American Contemporary composer William Zinn [born 1924] wrote at least one string quartet. As well as String Quartet No. 1, from 1966, there are two single movement works on the review CD. Zinn’s music is heavily influenced by Jewish culture and I have decided to discuss the two single movement works – both pieces have a link to the Holocaust.
Elie Wiesel – A Portrait – A low, resonant cello introduces this work with a brief statement, followed by a solo, distant violin, expressing a modal melodic line in the middle register. A response by a stronger violin leads to another instance of the first phrase. The first violin begins another distant melody and the second violin falls in behind it. Now a solo cello expresses a longer passage, until the violins return. The piece continues in the same vein for a while, before the solo cello returns briefly and leads the ensemble into a folk-like melody and tempo. Cascading violins thrive in this rhythmic passage, with obviously Jewish-inspired modal lines. Again the solo cello has a short solo passage before leading back into a tempo – melodically, it is as important as the violins. The solo violin returns and a measured ensemble paints a haunting, melodic soundscape. Overlapping melodic lines evoke great feeling and the mood oscillates between a dance-like tempo and solo or harmonised melodic statements. There is a great sense of drama as the cello and violins dig into their work. The opening cello and violin statements are constantly repeated, always leading into a dance-like tempo. Nearing the end, a shrill solo violin and then solo cello reappear, possibly for the last time as the violin follows the cello. More drama is presented, albeit briefly, and a violin duet is joined by the cello. This leads into a short ensemble passage and a considered, consonant solo violin end.

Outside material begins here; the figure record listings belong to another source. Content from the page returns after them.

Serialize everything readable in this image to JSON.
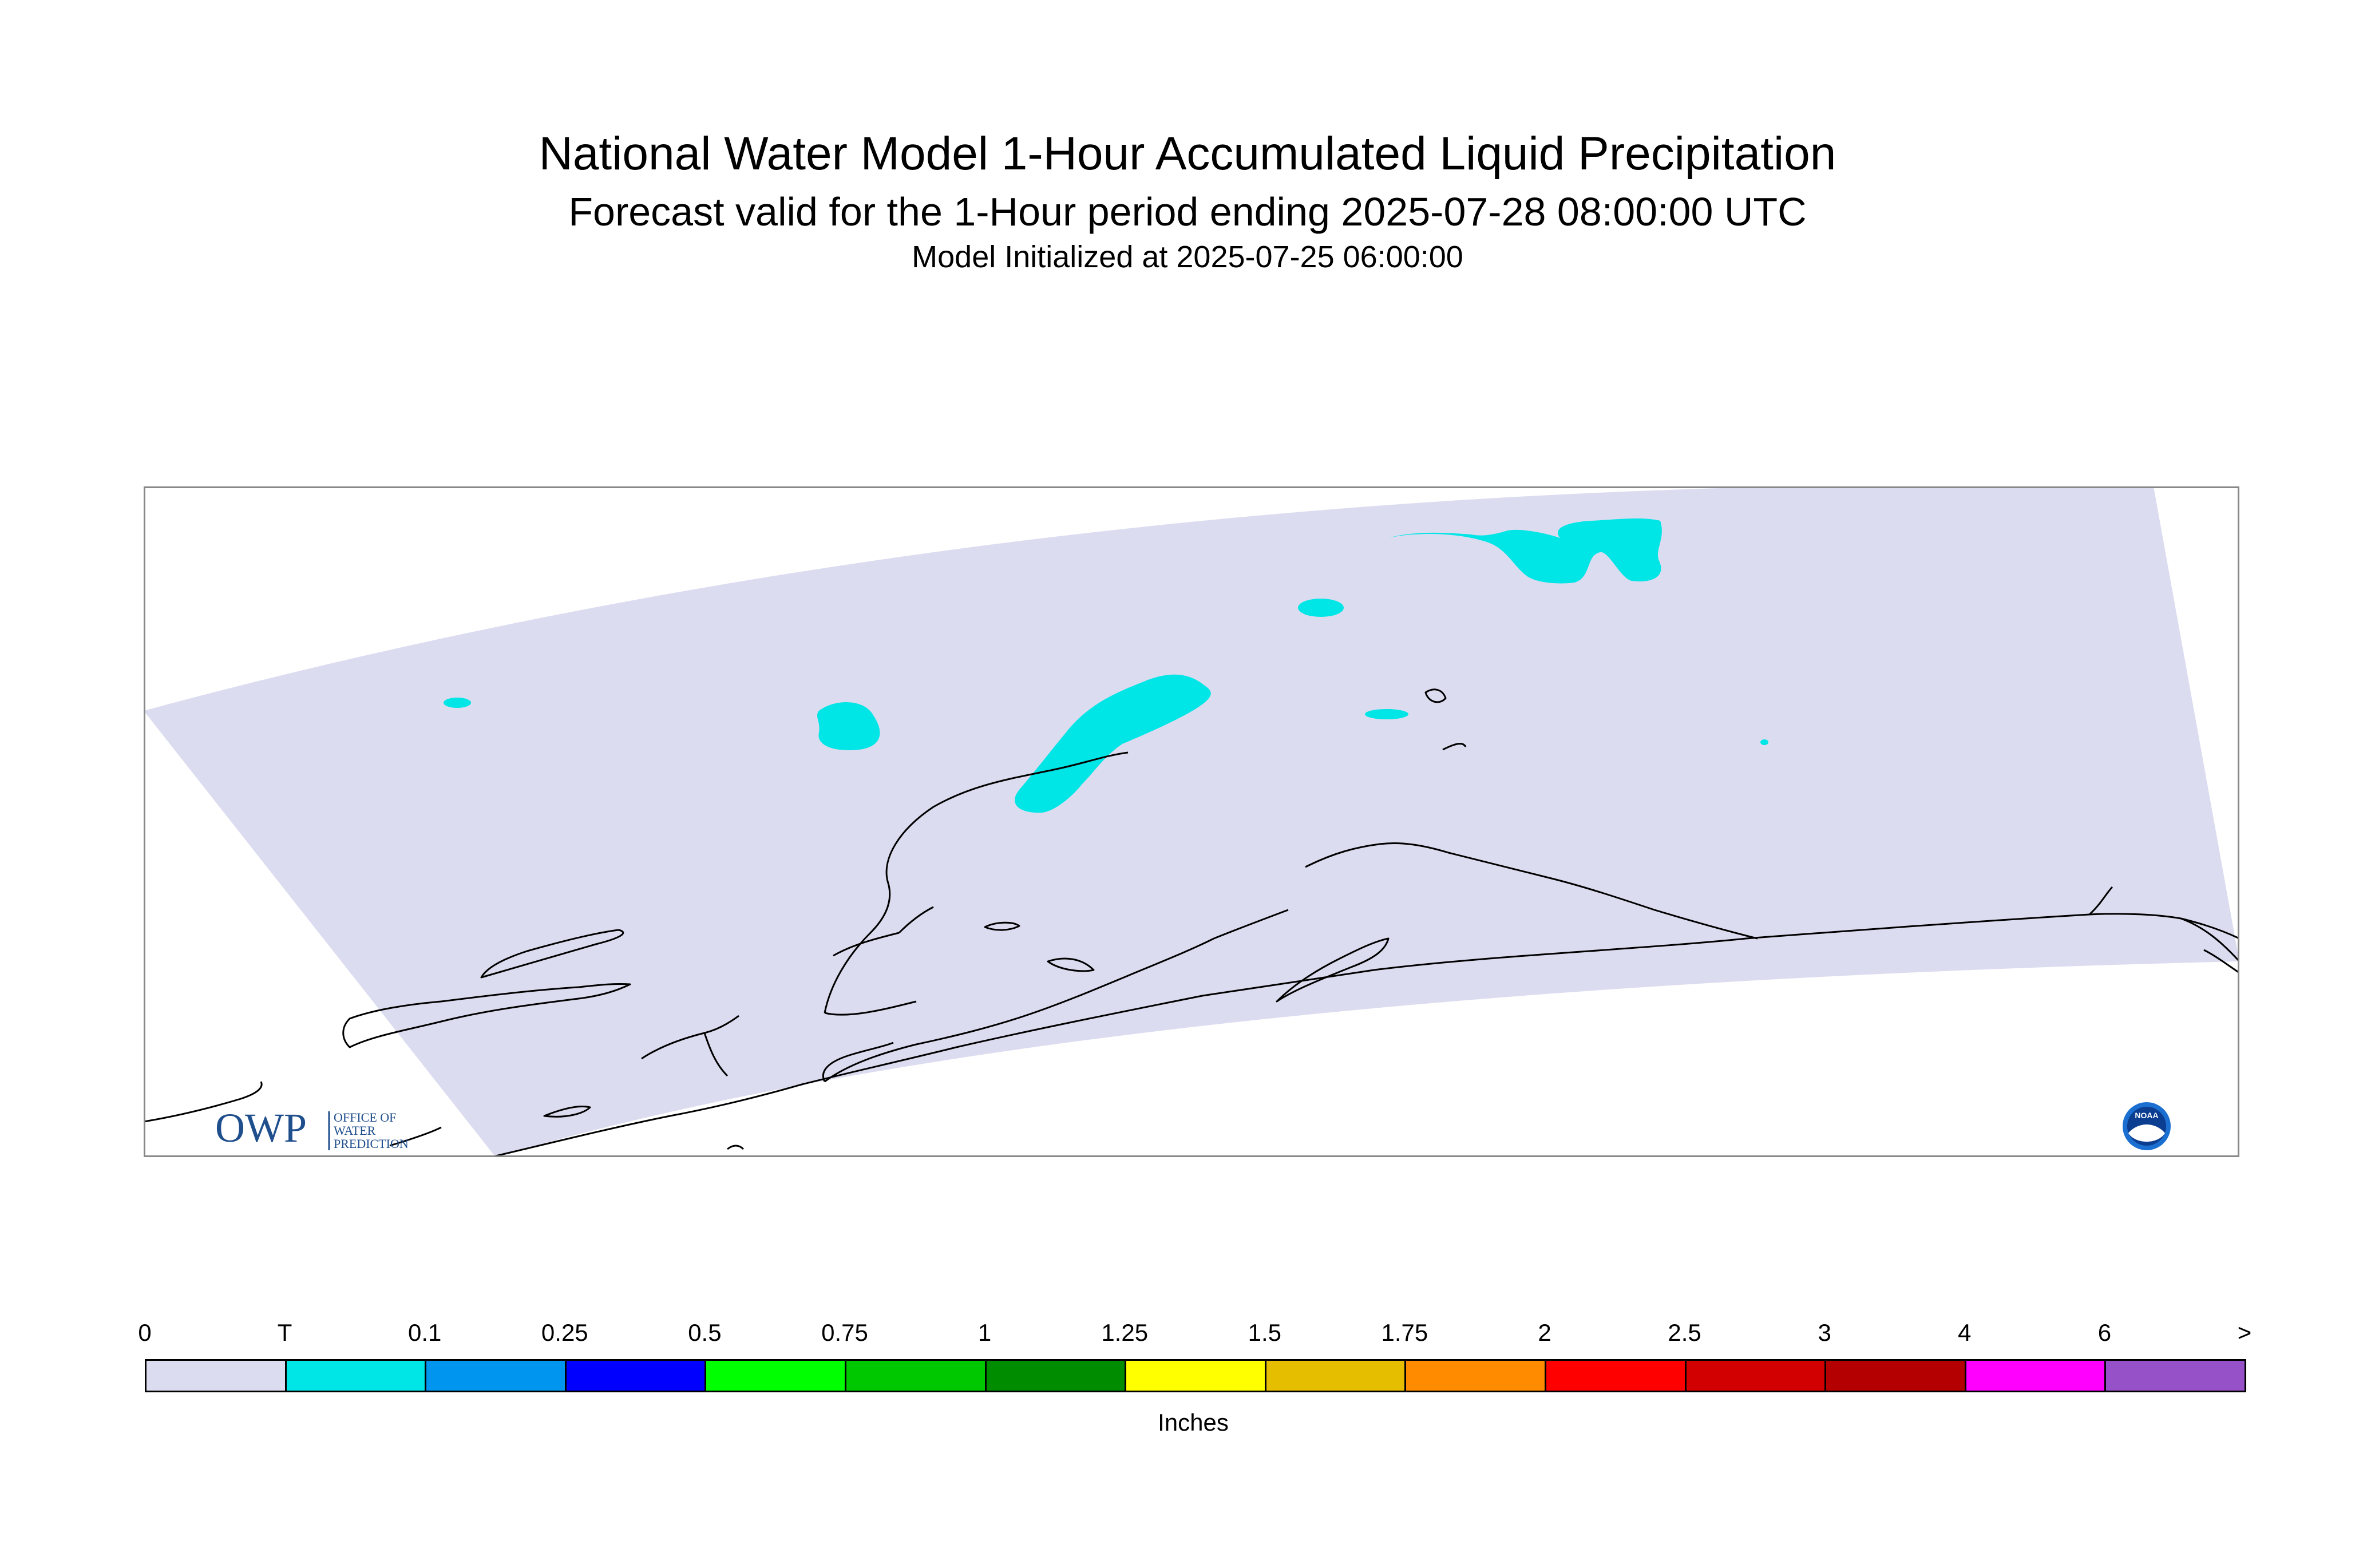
{
  "header": {
    "title": "National Water Model 1-Hour Accumulated Liquid Precipitation",
    "subtitle": "Forecast valid for the 1-Hour period ending 2025-07-28 08:00:00 UTC",
    "init": "Model Initialized at 2025-07-25 06:00:00"
  },
  "map": {
    "domain_fill": "#dcdcf0",
    "precip_fill": "#00e5e5",
    "precip_category": "T",
    "coastline_color": "#000000",
    "logos": {
      "owp": {
        "initials": "OWP",
        "line1": "OFFICE OF",
        "line2": "WATER",
        "line3": "PREDICTION",
        "color": "#1f4e8c"
      },
      "noaa": {
        "label": "NOAA",
        "icon": "noaa-logo-icon"
      }
    }
  },
  "legend": {
    "units": "Inches",
    "ticks": [
      "0",
      "T",
      "0.1",
      "0.25",
      "0.5",
      "0.75",
      "1",
      "1.25",
      "1.5",
      "1.75",
      "2",
      "2.5",
      "3",
      "4",
      "6",
      ">"
    ],
    "colors": [
      "#dcdcf0",
      "#00e5e5",
      "#0096f0",
      "#0000ff",
      "#00ff00",
      "#00c800",
      "#008c00",
      "#ffff00",
      "#e6be00",
      "#ff8c00",
      "#ff0000",
      "#d20000",
      "#b40000",
      "#ff00ff",
      "#9650c8"
    ]
  }
}
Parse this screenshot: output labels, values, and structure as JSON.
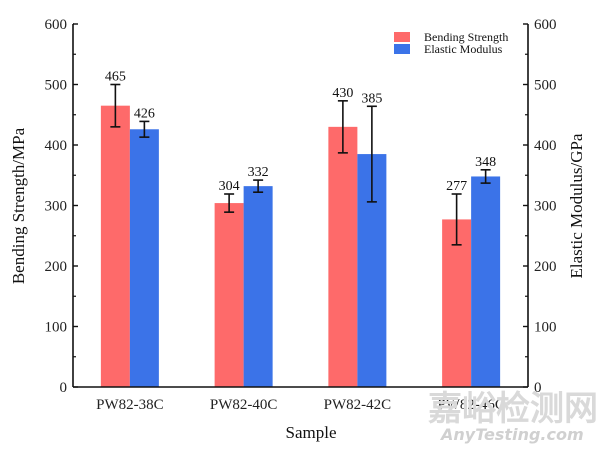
{
  "chart_data": {
    "type": "bar",
    "title": "",
    "xlabel": "Sample",
    "ylabel": "Bending Strength/MPa",
    "y2label": "Elastic Modulus/GPa",
    "categories": [
      "PW82-38C",
      "PW82-40C",
      "PW82-42C",
      "PW82-46C"
    ],
    "ylim": [
      0,
      600
    ],
    "y2lim": [
      0,
      600
    ],
    "yticks": [
      0,
      100,
      200,
      300,
      400,
      500,
      600
    ],
    "y2ticks": [
      0,
      100,
      200,
      300,
      400,
      500,
      600
    ],
    "grid": false,
    "legend_position": "top-right",
    "series": [
      {
        "name": "Bending Strength",
        "axis": "left",
        "color": "#fe6a6a",
        "values": [
          465,
          304,
          430,
          277
        ],
        "errors": [
          35,
          15,
          43,
          42
        ]
      },
      {
        "name": "Elastic Modulus",
        "axis": "right",
        "color": "#3b73e8",
        "values": [
          426,
          332,
          385,
          348
        ],
        "errors": [
          13,
          10,
          79,
          11
        ]
      }
    ]
  },
  "watermark": {
    "cn": "嘉峪检测网",
    "en": "AnyTesting.com"
  }
}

Kol Nidre Memorial – This piece, which is based on the theme of the Jewish Kol Nidre prayer, begins with a stunning violin duet, again modal, as the ensemble lays down a peaceful harmonic background. Out of this steps a wonderfully pure, aching solo violin line which makes time stand still. Now harmonised lines featuring cello and the two violins are very powerful. The solo violin returns and responds to a moving cello statement, leading to a powerful ensemble section. Again, the dynamics are minimal and two violins dialogue before another sweeping solo violin line gives way to ensemble musings. A passage of solo violin, supported by a quivering bow and cello follows. The music is similar to the first piece, in that different feelings are re-presented over the duration. A cello leads into a pulsing section and further strong, harmonised but still modal, melodic lines. Now gathering strength, the ensemble is majestic for a time, before dropping back to the sparsity of two violins. Modal harmony abounds in the louder passages, while Western harmony is present in the quieter moments. The work concludes on one such moment.
These are inherently spiritual works, sometimes akin to John Tavener or Arvo Pärt, perhaps even more powerful at times – not necessarily spiritually, but dynamically.
The review CD is titled William Zinn – Works for String Quartet, on the Nimbus label and is performed by the Wihan Quartet.
Listenability: Powerful, moving spiritual works with a Jewish flavour.